Ana Tamayo (University of the Basque Country – UPV/EHU) and Irene de Higes Andino (Universitat Jaume I)
This contribution aims at analyzing the speech to text recognition of news programs in Basque and Catalan. It presents results of QuaLiSub (The Quality of Live Subtitling: A regional, national and international study, led by Universidade de Vigo), in which automatic speech recognition is analyzed applying criteria from the NER model (Romero-Fresco and Martínez, 2015).
For Basque, 20 samples of approximately 5 minutes of news programs from the autonomic channel ETB1 were recorded in May 2022. Since automatic live subtitling is not a reality in Basque TV, the Elhuyar Foundation collaborated by generating subtitles through speech recognition of 19 samples (1 sample was not recognized by the program) using their technology ADITU. A total of 97 minutes and 1737 subtitles were analyzed.
In Catalan, the analysis was done on 26 samples of approximately 5 minutes of news programs from the bilingual regional news bulletin in Spanish national television (La 1). These bilingual subtitles (in Spanish and Catalan) were broadcast from April to July 2021 and recorded by TVE for quality assurance. In this contribution, results on the accuracy rate of the Catalan language in 2116 subtitles (a total of 130 minutes) will be presented.
The results in both languages show an average accuracy rate below the minimum threshold of 98% set by the NER model. A qualitative analysis based on quantitative data foresees some room for improvement regarding language models of the software including proper nouns, punctuation, recognition of numbers and percentages and character identification. Conclusions show that, although quantitative data does not reach the threshold to consider the quality of recognition fair or comprehensible with regards to the NER model, results seem promising. When presenters speak with clear diction and standard language, accuracy rates are fair enough for these two minority languages like Basque and Catalan in which speech recognition software are still in early phases of development.

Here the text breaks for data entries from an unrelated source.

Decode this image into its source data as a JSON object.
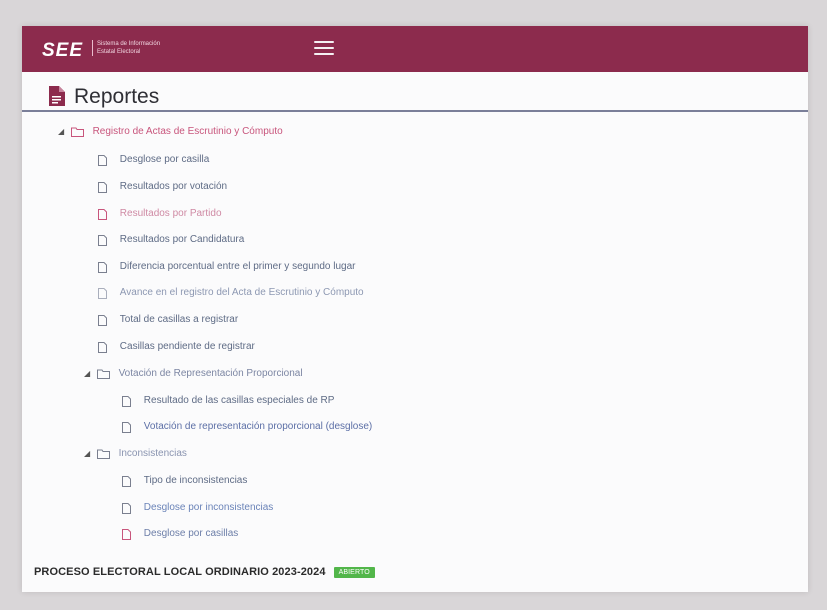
{
  "header": {
    "logo": "SEE",
    "logo_subtitle": "Sistema de Información Estatal Electoral",
    "bar_color": "#8c2b4d"
  },
  "page": {
    "title": "Reportes",
    "icon": "document-icon"
  },
  "tree": {
    "root": {
      "label": "Registro de Actas de Escrutinio y Cómputo",
      "color": "#c8557c"
    },
    "root_items": [
      {
        "label": "Desglose por casilla",
        "color": "#5e6b85"
      },
      {
        "label": "Resultados por votación",
        "color": "#5e6b85"
      },
      {
        "label": "Resultados por Partido",
        "color": "#cf8aa4"
      },
      {
        "label": "Resultados por Candidatura",
        "color": "#5e6b85"
      },
      {
        "label": "Diferencia porcentual entre el primer y segundo lugar",
        "color": "#5e6b85"
      },
      {
        "label": "Avance en el registro del Acta de Escrutinio y Cómputo",
        "color": "#8d98b2"
      },
      {
        "label": "Total de casillas a registrar",
        "color": "#5e6b85"
      },
      {
        "label": "Casillas pendiente de registrar",
        "color": "#5e6b85"
      }
    ],
    "rp": {
      "label": "Votación de Representación Proporcional",
      "color": "#7c86a3"
    },
    "rp_items": [
      {
        "label": "Resultado de las casillas especiales de RP",
        "color": "#5e6b85"
      },
      {
        "label": "Votación de representación proporcional (desglose)",
        "color": "#5c6fa6"
      }
    ],
    "inc": {
      "label": "Inconsistencias",
      "color": "#8a94b0"
    },
    "inc_items": [
      {
        "label": "Tipo de inconsistencias",
        "color": "#5e6b85"
      },
      {
        "label": "Desglose por inconsistencias",
        "color": "#6a83b8"
      },
      {
        "label": "Desglose por casillas",
        "color": "#6c7ea8"
      }
    ]
  },
  "footer": {
    "process": "PROCESO ELECTORAL LOCAL ORDINARIO 2023-2024",
    "status": "ABIERTO",
    "status_color": "#52b64a"
  }
}
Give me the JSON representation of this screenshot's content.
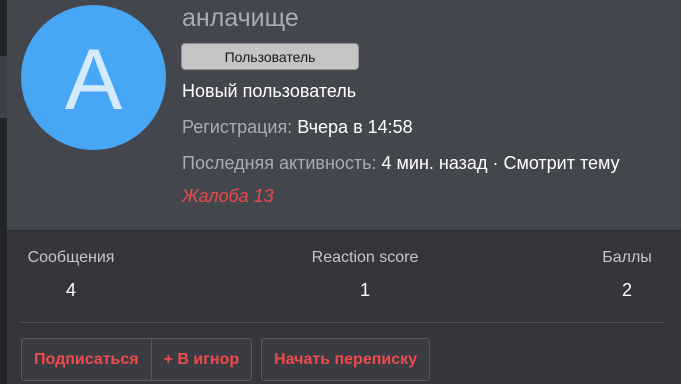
{
  "profile": {
    "avatar_letter": "A",
    "avatar_color": "#47a7f5",
    "username": "анлачище",
    "role_badge": "Пользователь",
    "user_title": "Новый пользователь",
    "registration_label": "Регистрация:",
    "registration_value": "Вчера в 14:58",
    "last_activity_label": "Последняя активность:",
    "last_activity_value": "4 мин. назад · Смотрит тему",
    "report_link": "Жалоба 13"
  },
  "stats": {
    "messages": {
      "label": "Сообщения",
      "value": "4"
    },
    "reaction_score": {
      "label": "Reaction score",
      "value": "1"
    },
    "points": {
      "label": "Баллы",
      "value": "2"
    }
  },
  "actions": {
    "follow": "Подписаться",
    "ignore": "+ В игнор",
    "start_conversation": "Начать переписку"
  },
  "colors": {
    "accent": "#ee4b4b",
    "card_header_bg": "#44464d",
    "card_bg": "#34363b"
  }
}
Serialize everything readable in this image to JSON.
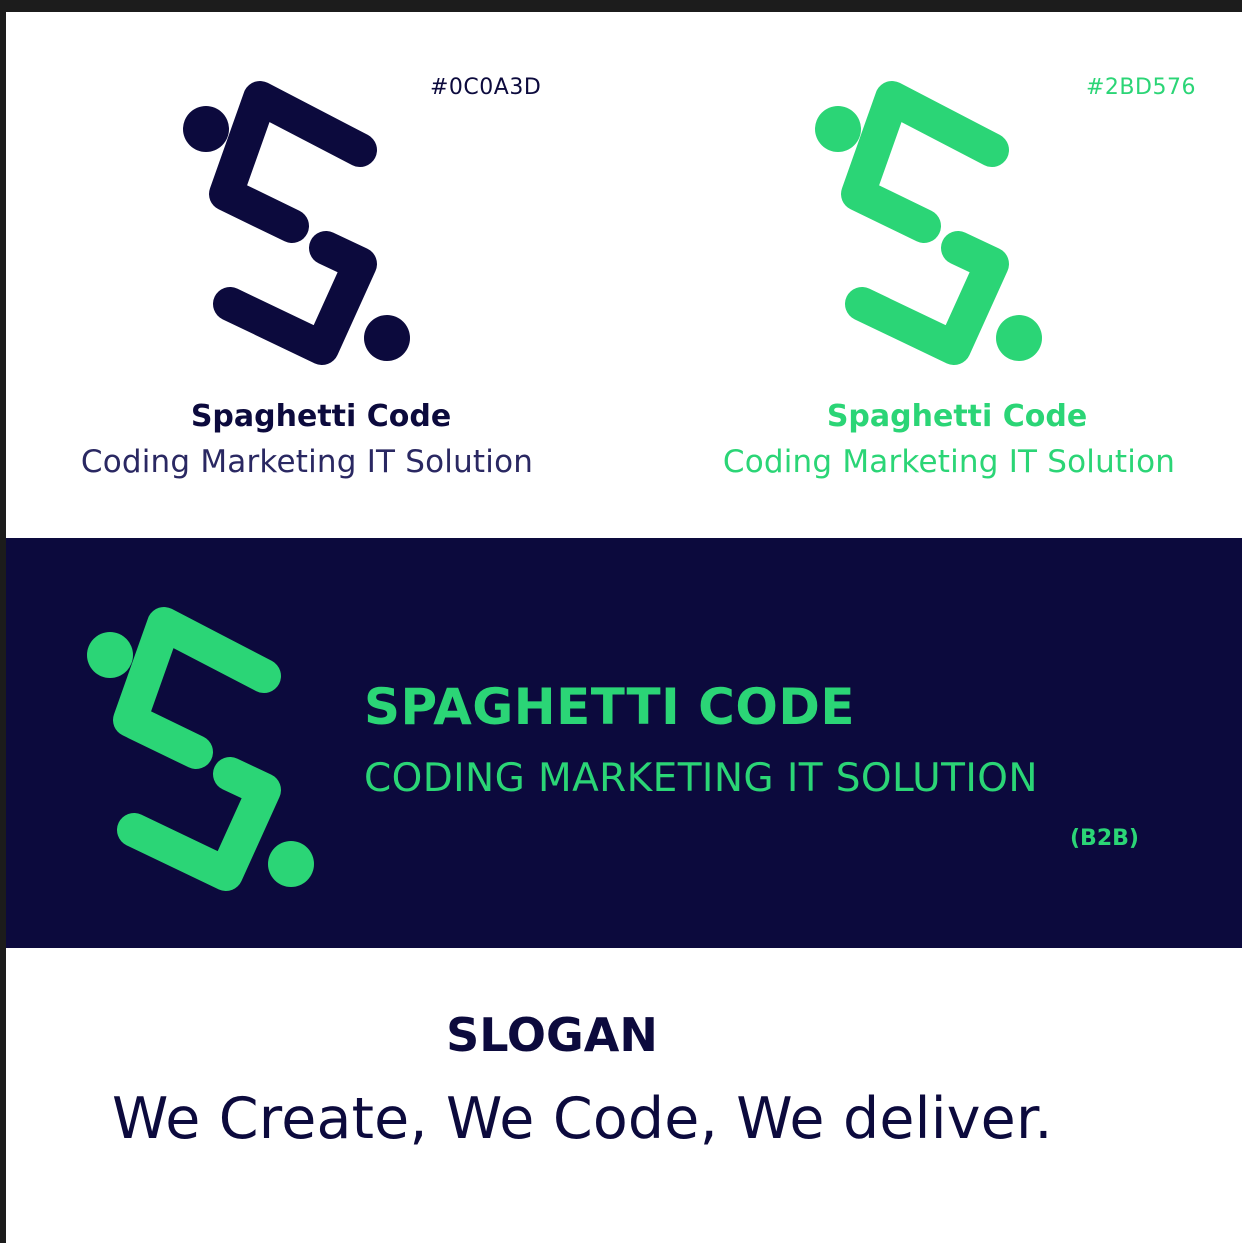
{
  "colors": {
    "navy": "#0C0A3D",
    "green": "#2BD576",
    "white": "#FFFFFF"
  },
  "logos": [
    {
      "hex": "#0C0A3D",
      "name": "Spaghetti Code",
      "tagline": "Coding Marketing IT Solution",
      "color": "#0C0A3D"
    },
    {
      "hex": "#2BD576",
      "name": "Spaghetti Code",
      "tagline": "Coding Marketing IT Solution",
      "color": "#2BD576"
    }
  ],
  "banner": {
    "title": "SPAGHETTI CODE",
    "subtitle": "CODING MARKETING IT SOLUTION",
    "badge": "(B2B)",
    "background": "#0C0A3D",
    "foreground": "#2BD576"
  },
  "slogan": {
    "heading": "SLOGAN",
    "text": "We Create, We Code, We deliver."
  }
}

Ana Tamayo is an Associate Professor at the University of the Basque Country (UPV/EHU). She obtained her BA and MA at Universitat Jaume I (Castellón, Spain). At the same university she defended her PhD about captioning for d/Deaf and Hard of Hearing children in 2015. She has completed two international research stays, at the University of Roehampton (London, UK) and at the Universidad César Vallejo (Lima, Perú). Currently, she is a member of the research group TRALIMA/ITZULIK (UPV/EHU) and collaborates with TRAMA (UJI) and GALMA (Universidade de Vigo). Her research interests focus on audiovisual translation and accessibility in different modalities. She is especially interested in contributing to the research on accessible filmmaking and captioning and accessible filmmaking and sign language.
Irene de Higes Andino is a full-time lecturer and researcher of the Translation and Communication department at Universitat Jaume I (Castelló de la Plana, Spain) and member of the research group TRAMA (Translation and Communication in Audiovisual Media). She mainly teaches audiovisual translation (voice-over, dubbing and subtitling) and audiovisual accessibility (audio description for the Blind and Visually-impaired and Subtitling for the Deaf and Hard-of-Hearing). Her research interests focus on multilingualism, identity, audiovisual translation and accessibility
She holds a bachelor’s degree on Translation and Interpreting by the Universitat Jaume I and PhD on Translation and Interpreting by this same university with a thesis on dubbing and subtitling multilingual films into Spanish. She has worked as a production assistant in a dubbing studio and as a freelance translator specialised in articles about cinema, dubbing and voiceover for TV, subtitling and audiodescription.